Horrible photography wasn’t limited to the domestic car in my world because this large and rare Humber sedan paid a price for my incompetence with visual perspective on the whole car. The hot rod in the other picture paid the same price in 2009 because I decided not to move over three feet and actually get a whole picture of the car.
Most of these sins were acts of omission but there were many sins of commission.Things got a lot worse when I went for “artsy” shots. Here are two classic examples. I thought the ’57 Chevy in the foreground would be some kind of decade-crossing statement if I used it as part of the ’64 Impala picture. I can’t remember if I was drunk or suffering a severe concussion back in 2009 but I did it twice at the same show. The “Cadillac fin looking at shoebox Ford” was clear evidence of impaired thinking.
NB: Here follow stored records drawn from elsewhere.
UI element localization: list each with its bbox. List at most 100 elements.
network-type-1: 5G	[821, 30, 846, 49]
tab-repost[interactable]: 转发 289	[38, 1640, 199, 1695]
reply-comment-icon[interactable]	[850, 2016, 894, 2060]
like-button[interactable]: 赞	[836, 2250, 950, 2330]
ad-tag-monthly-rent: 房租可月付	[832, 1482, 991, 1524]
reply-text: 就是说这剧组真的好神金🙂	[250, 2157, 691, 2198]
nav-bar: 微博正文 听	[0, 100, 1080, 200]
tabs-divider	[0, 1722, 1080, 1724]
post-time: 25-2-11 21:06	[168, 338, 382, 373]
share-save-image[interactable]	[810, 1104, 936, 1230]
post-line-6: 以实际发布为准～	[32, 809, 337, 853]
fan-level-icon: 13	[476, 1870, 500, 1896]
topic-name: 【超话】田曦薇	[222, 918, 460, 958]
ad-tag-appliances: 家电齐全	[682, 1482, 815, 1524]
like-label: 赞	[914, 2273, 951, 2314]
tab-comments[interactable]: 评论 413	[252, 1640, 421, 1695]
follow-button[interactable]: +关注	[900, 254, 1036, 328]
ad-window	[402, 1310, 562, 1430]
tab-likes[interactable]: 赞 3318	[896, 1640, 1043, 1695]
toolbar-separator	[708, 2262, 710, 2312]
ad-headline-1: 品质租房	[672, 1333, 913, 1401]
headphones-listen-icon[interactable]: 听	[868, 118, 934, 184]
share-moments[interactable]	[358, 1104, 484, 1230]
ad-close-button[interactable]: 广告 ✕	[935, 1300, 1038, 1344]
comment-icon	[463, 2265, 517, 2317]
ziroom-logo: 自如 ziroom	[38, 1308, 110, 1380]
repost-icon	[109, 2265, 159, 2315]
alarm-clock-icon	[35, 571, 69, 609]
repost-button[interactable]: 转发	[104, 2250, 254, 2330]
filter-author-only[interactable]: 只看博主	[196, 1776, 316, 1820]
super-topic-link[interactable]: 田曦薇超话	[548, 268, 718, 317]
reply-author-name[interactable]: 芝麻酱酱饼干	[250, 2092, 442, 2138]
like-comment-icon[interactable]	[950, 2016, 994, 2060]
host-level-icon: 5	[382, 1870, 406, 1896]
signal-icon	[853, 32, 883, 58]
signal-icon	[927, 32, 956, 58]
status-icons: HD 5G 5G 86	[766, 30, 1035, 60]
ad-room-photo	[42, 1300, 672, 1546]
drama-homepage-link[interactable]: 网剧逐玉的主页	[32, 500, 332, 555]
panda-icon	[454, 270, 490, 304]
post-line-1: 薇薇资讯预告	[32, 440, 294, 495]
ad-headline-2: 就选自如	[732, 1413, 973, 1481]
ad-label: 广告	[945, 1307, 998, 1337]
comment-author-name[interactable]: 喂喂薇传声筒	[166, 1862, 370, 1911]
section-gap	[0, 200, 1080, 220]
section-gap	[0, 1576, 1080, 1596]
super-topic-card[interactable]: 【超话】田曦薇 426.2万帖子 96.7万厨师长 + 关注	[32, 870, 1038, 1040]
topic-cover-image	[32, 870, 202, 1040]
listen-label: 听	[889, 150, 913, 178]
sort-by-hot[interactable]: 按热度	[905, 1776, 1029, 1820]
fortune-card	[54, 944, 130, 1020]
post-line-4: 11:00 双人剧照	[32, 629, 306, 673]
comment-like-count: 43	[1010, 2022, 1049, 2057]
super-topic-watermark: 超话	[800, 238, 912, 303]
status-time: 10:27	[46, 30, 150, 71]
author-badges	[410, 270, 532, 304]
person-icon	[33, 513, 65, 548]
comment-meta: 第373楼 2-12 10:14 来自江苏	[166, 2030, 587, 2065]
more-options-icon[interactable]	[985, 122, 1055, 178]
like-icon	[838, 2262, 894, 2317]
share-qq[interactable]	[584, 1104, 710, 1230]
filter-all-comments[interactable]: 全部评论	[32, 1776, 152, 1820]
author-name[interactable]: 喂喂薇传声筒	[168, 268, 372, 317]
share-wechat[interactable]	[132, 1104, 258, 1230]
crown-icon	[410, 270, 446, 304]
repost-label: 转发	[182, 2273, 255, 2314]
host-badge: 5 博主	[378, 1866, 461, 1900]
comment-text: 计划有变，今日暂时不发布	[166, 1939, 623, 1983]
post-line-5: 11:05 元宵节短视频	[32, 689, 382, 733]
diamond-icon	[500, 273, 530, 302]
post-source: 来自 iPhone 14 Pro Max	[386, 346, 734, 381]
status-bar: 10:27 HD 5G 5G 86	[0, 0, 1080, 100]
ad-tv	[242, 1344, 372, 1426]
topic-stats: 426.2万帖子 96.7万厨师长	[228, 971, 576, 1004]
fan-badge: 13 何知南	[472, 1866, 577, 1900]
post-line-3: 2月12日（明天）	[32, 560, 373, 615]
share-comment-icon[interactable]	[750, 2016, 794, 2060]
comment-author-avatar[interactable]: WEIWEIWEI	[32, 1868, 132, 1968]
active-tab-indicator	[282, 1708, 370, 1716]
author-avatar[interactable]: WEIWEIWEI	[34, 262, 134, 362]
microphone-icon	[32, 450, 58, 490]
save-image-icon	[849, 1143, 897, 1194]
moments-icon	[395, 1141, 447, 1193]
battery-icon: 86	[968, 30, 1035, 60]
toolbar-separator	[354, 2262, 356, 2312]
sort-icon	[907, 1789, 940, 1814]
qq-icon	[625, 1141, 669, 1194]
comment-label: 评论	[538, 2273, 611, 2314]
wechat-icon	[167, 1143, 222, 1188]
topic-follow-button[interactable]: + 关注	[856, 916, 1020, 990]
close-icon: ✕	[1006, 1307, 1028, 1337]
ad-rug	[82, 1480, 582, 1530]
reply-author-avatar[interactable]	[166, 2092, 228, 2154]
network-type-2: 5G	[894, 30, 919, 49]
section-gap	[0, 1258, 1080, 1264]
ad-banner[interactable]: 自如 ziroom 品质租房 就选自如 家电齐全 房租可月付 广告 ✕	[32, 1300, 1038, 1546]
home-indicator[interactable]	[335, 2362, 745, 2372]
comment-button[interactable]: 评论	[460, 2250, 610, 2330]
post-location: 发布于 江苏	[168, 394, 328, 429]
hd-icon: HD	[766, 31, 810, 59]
Someone told me back in 2009 that he filed some cool car pictures by taking a shot of a reflection in a hub cap so I vaulted onto that band wagon. One has a Dodge truck in it that begged to be seen in real pictures, not distorted reflections. The other one was on an old Buick and it had a very cool Chevy truck in the reflection.
Smart guys would have taken pictures of the two vehicles but you can see the results in this failed attempt to make a statement via a hubcap picture.
I’d like to end this with a picture from 2008. I rarely see ’58 Plymouth Furys at any car shows so the natural tendency would be to take comprehensive, clear and detailed pictures of this rare Mopar muscle car. Instead, I decided to take this goofy picture down the side of a Viper.
There’s no real excuse for this kind of moronic behavior but in my own defense I was brand new to the game.
Now I know what car guys want…pictures of the whole car, the whole engine and interior shots.
Leave the Mona Lisa stuff to the artists.